Discontent from within is the most worrying element in all of this. The sleeping Arab Israeli giant has awakened, which Israelis will be forced to deal with.  Arab Israelis, who now account for a little over 20% of the population of Israel, increasingly identify with their Palestinian brothers. They have progressively seen their rights eroded in the last two decades. They increasingly feel treated as second-class citizens. It is true that they have the right to vote, are represented in the Knesset, benefit from the social services provided by the State and are not forced to serve in the military. However, we need to look deeper into this picture of “apparent” equality. Eight out of the ten poorest cities in Israel have a majority of Arab Israelis. In 2018 Netanyahu passed the Nation State Law demoting Arabic as an official language, making the right of self-determination unique to Jews. It deprived Arab Israelis of the right to determine what sort of state and society they live under and established Jewish settlements as a national value without specifying where. Finally, if you are an Arab Israeli and leave Israel for an extended time, say to study abroad, you automatically lose your right to citizenship.

Ordinarily Israelis and Palestinians both hanker for peace. But for peace to be achieved concessions need to be made on both sides. Israel’s need for security has to be addressed as does the Palestinians’ need for their own state, which can be viable economically and where they can prosper.

Peace and security are unlikely to be achieved under Netanyahu and Abbas. Abbas’s sixteen years in power has shown he is unable to deliver, and has no control over Hamas, or Palestinian Islamic Jihad which also operates in Gaza. Netanyahu’s thirteen years in power have shown at worst that he does not want to deliver sustainable peace, at best that he has become hostage to a dynamic he helped to foment.

If progress is to be achieved, the US will need to bring pressure on Israel. Condemnation of Israel’s treatment of Palestinians is no longer taboo in the US, even by American Jews. Netanyahu’s ostentatious alliance with Trump has not made him a particularly endearing figure to younger Democrats or its more progressive wing. Biden seems reluctant to devote much energy to reviving the peace process. This tends to assume a disproportionate part of your foreign policy agenda and Biden has bigger fish to fry at home and abroad. America’s energy interests in the Middle East are also changing. The discovery of shale gas, the Green New Deal and Biden’s climate initiative will also make the US less dependent on the Middle East for energy and may lead to a reassessment of its policy towards Israel. Only America can force Israel to make peace.

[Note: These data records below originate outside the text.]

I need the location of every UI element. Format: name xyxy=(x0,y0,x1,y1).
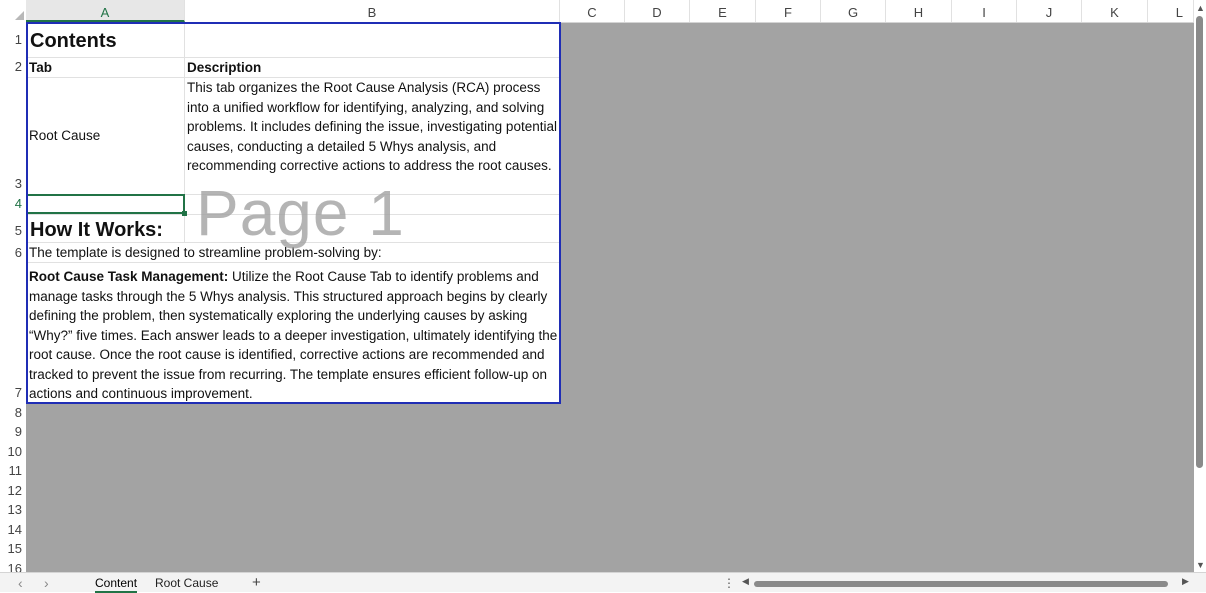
column-header-d[interactable]: D xyxy=(625,0,690,22)
column-header-a[interactable]: A xyxy=(26,0,185,22)
horizontal-scroll-thumb[interactable] xyxy=(754,581,1168,587)
chevron-right-icon[interactable]: › xyxy=(44,575,49,591)
row-header-3[interactable]: 3 xyxy=(0,176,22,191)
tab-content[interactable]: Content xyxy=(95,576,138,593)
column-header-l[interactable]: L xyxy=(1148,0,1194,22)
row-header-11[interactable]: 11 xyxy=(0,463,23,478)
column-header-b[interactable]: B xyxy=(185,0,560,22)
column-header-j[interactable]: J xyxy=(1017,0,1082,22)
gridline xyxy=(184,23,185,214)
contents-title[interactable]: Contents xyxy=(30,28,117,54)
non-print-area-bottom xyxy=(26,404,560,572)
scroll-up-icon[interactable]: ▲ xyxy=(1196,3,1205,13)
description-column-header[interactable]: Description xyxy=(187,58,261,78)
vertical-scrollbar[interactable]: ▲ ▼ xyxy=(1194,0,1206,572)
add-sheet-icon[interactable]: + xyxy=(252,574,261,591)
row-header-5[interactable]: 5 xyxy=(0,223,22,238)
task-management-title: Root Cause Task Management: xyxy=(29,269,229,284)
row-header-2[interactable]: 2 xyxy=(0,59,22,74)
root-cause-description-cell[interactable]: This tab organizes the Root Cause Analys… xyxy=(187,78,557,176)
gridline xyxy=(26,57,560,58)
row-header-10[interactable]: 10 xyxy=(0,444,22,459)
column-header-k[interactable]: K xyxy=(1082,0,1148,22)
select-all-corner[interactable] xyxy=(0,0,26,22)
row-header-16[interactable]: 16 xyxy=(0,561,22,572)
row-header-13[interactable]: 13 xyxy=(0,502,22,517)
column-header-g[interactable]: G xyxy=(821,0,886,22)
root-cause-tab-cell[interactable]: Root Cause xyxy=(29,126,100,146)
task-management-text: Utilize the Root Cause Tab to identify p… xyxy=(29,269,558,401)
column-header-bar: A B C D E F G H I J K L xyxy=(0,0,1194,23)
horizontal-scrollbar[interactable]: ◀ ▶ xyxy=(742,576,1194,589)
column-header-c[interactable]: C xyxy=(560,0,625,22)
row-header-14[interactable]: 14 xyxy=(0,522,22,537)
page-watermark: Page 1 xyxy=(196,177,405,249)
column-header-e[interactable]: E xyxy=(690,0,756,22)
gridline xyxy=(184,214,185,242)
row-header-9[interactable]: 9 xyxy=(0,424,22,439)
row-header-6[interactable]: 6 xyxy=(0,245,22,260)
selected-cell-a4[interactable] xyxy=(26,194,185,214)
column-header-f[interactable]: F xyxy=(756,0,821,22)
more-options-icon[interactable]: ⋮ xyxy=(723,576,735,590)
row-header-4[interactable]: 4 xyxy=(0,196,22,211)
scroll-down-icon[interactable]: ▼ xyxy=(1196,560,1205,570)
how-it-works-title[interactable]: How It Works: xyxy=(30,217,163,243)
row-header-15[interactable]: 15 xyxy=(0,541,22,556)
tab-root-cause[interactable]: Root Cause xyxy=(155,576,218,590)
column-header-i[interactable]: I xyxy=(952,0,1017,22)
select-all-triangle-icon xyxy=(15,11,24,20)
row-header-1[interactable]: 1 xyxy=(0,32,22,47)
row-header-8[interactable]: 8 xyxy=(0,405,22,420)
row-header-7[interactable]: 7 xyxy=(0,385,22,400)
scroll-right-icon[interactable]: ▶ xyxy=(1182,576,1189,587)
row-header-12[interactable]: 12 xyxy=(0,483,22,498)
fill-handle[interactable] xyxy=(182,211,187,216)
tab-column-header[interactable]: Tab xyxy=(29,58,52,78)
row-header-bar: 1 2 3 4 5 6 7 8 9 10 11 12 13 14 15 16 xyxy=(0,22,26,572)
task-management-cell[interactable]: Root Cause Task Management: Utilize the … xyxy=(29,267,558,404)
column-header-h[interactable]: H xyxy=(886,0,952,22)
vertical-scroll-thumb[interactable] xyxy=(1196,16,1203,468)
sheet-tab-bar: ‹ › Content Root Cause + ⋮ ◀ ▶ xyxy=(0,572,1206,593)
chevron-left-icon[interactable]: ‹ xyxy=(18,575,23,591)
scroll-left-icon[interactable]: ◀ xyxy=(742,576,749,587)
non-print-area-right xyxy=(560,23,1194,572)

This latest round of hostilities, like previous ones, achieved nothing but more death, destruction and hatred. To play the blame game leads us nowhere. Both sides should be condemned and held to account. In many ways Israelis seem to create or at least worsen their own problems. If Israeli security is their ultimate aim they appear to be further and further away from achieving that.  If peace is to be achieved in our time, leadership and attitudes need to change. As attitudes harden on both sides, time may be running out. The Israeli and the Palestinian people deserve more. Ultimately, they need their version of Frederick de Klerk and Nelson Mandela.